A friend of mine who is currently commissioned as a military officer says that one key principle of effective leadership is "praise in public, punish in private--" in other words, save criticisms for private encounters so that you don't have to worry about potential status implications of making the criticism around others. In my experience, this is also an effective way to deal with offensive behavior while minimizing social awkwardness and the potential for escalation.
In some situations, though, it is simply necessary to stand up when no one else is willing and confront offensive behavior directly. I have done so several times and will say that while it is usually uncomfortable for all those concerned, the result can be worth it. That being said, I urge you to use extreme caution when evaluating whether or not it is necessary to do so. My impression is that many situations that people deem worthy of confrontation could be resolved more effectively through less direct means.

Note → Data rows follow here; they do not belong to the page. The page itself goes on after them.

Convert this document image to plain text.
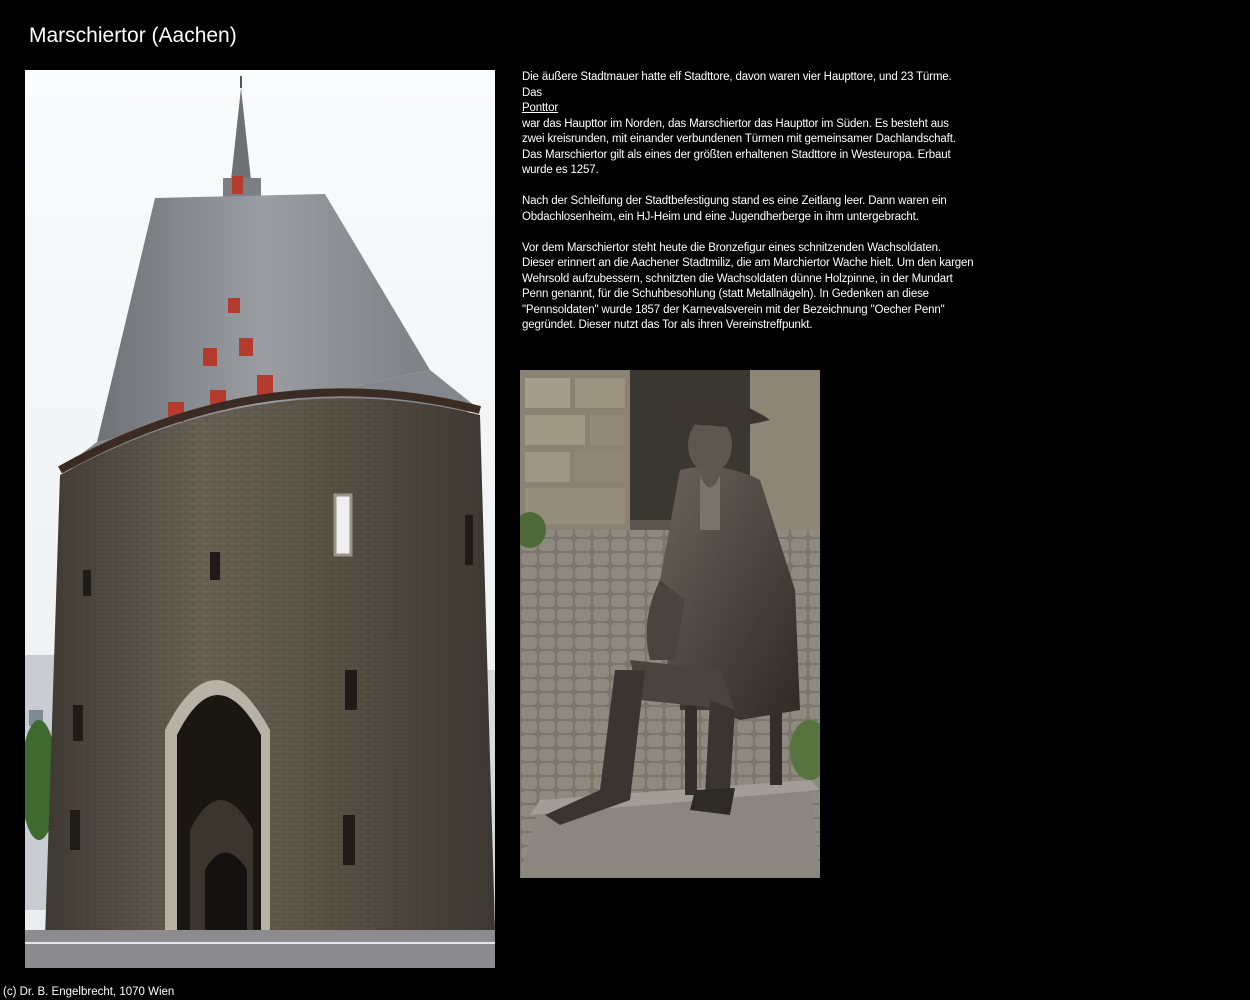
Marschiertor (Aachen)

Die äußere Stadtmauer hatte elf Stadttore, davon waren vier Haupttore, und 23 Türme. Das
Ponttor
war das Haupttor im Norden, das Marschiertor das Haupttor im Süden. Es besteht aus zwei kreisrunden, mit einander verbundenen Türmen mit gemeinsamer Dachlandschaft. Das Marschiertor gilt als eines der größten erhaltenen Stadttore in Westeuropa. Erbaut wurde es 1257.

Nach der Schleifung der Stadtbefestigung stand es eine Zeitlang leer. Dann waren ein Obdachlosenheim, ein HJ-Heim und eine Jugendherberge in ihm untergebracht.

Vor dem Marschiertor steht heute die Bronzefigur eines schnitzenden Wachsoldaten. Dieser erinnert an die Aachener Stadtmiliz, die am Marchiertor Wache hielt. Um den kargen Wehrsold aufzubessern, schnitzten die Wachsoldaten dünne Holzpinne, in der Mundart Penn genannt, für die Schuhbesohlung (statt Metallnägeln). In Gedenken an diese "Pennsoldaten" wurde 1857 der Karnevalsverein mit der Bezeichnung "Oecher Penn" gegründet. Dieser nutzt das Tor als ihren Vereinstreffpunkt.

(c) Dr. B. Engelbrecht, 1070 Wien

Part Five: CONSTANT VIGILANCE
As a final thought, I've seen a lot of people, thinking they've eradicated some bad habit, fall back into it, as they now consider themselves "safe." When installing epistemic habits, this risk is especially worrisome, since you may not notice that you have lapsed, in which case you can become the highly annoying sort of person who is weak in domains that they specifically consider themselves strong in and thus find themselves resistant to correction.
I must emphasize that I would much rather deal with someone who is offended and knows it than someone who is offended and thinks that he cannot possibly be so. So if you do wish to become a person who does not get offended, do it right. After all, it is dangerous to be half a rationalist.
 This isn't to say that those techniques will necessarily be the most useful for you-- merely that I have found them successful and consider myself sufficiently qualified to explain them. It might be that alternative strategies could be more useful for you-- if so, feel free to post them in the comments, as they could potentially make this post that much more useful for future readers.
 If anyone wants to take the helm and write this post, they have my blessing-- my queue is overflowing right now. Please do send me a link if you do end up doing this, though.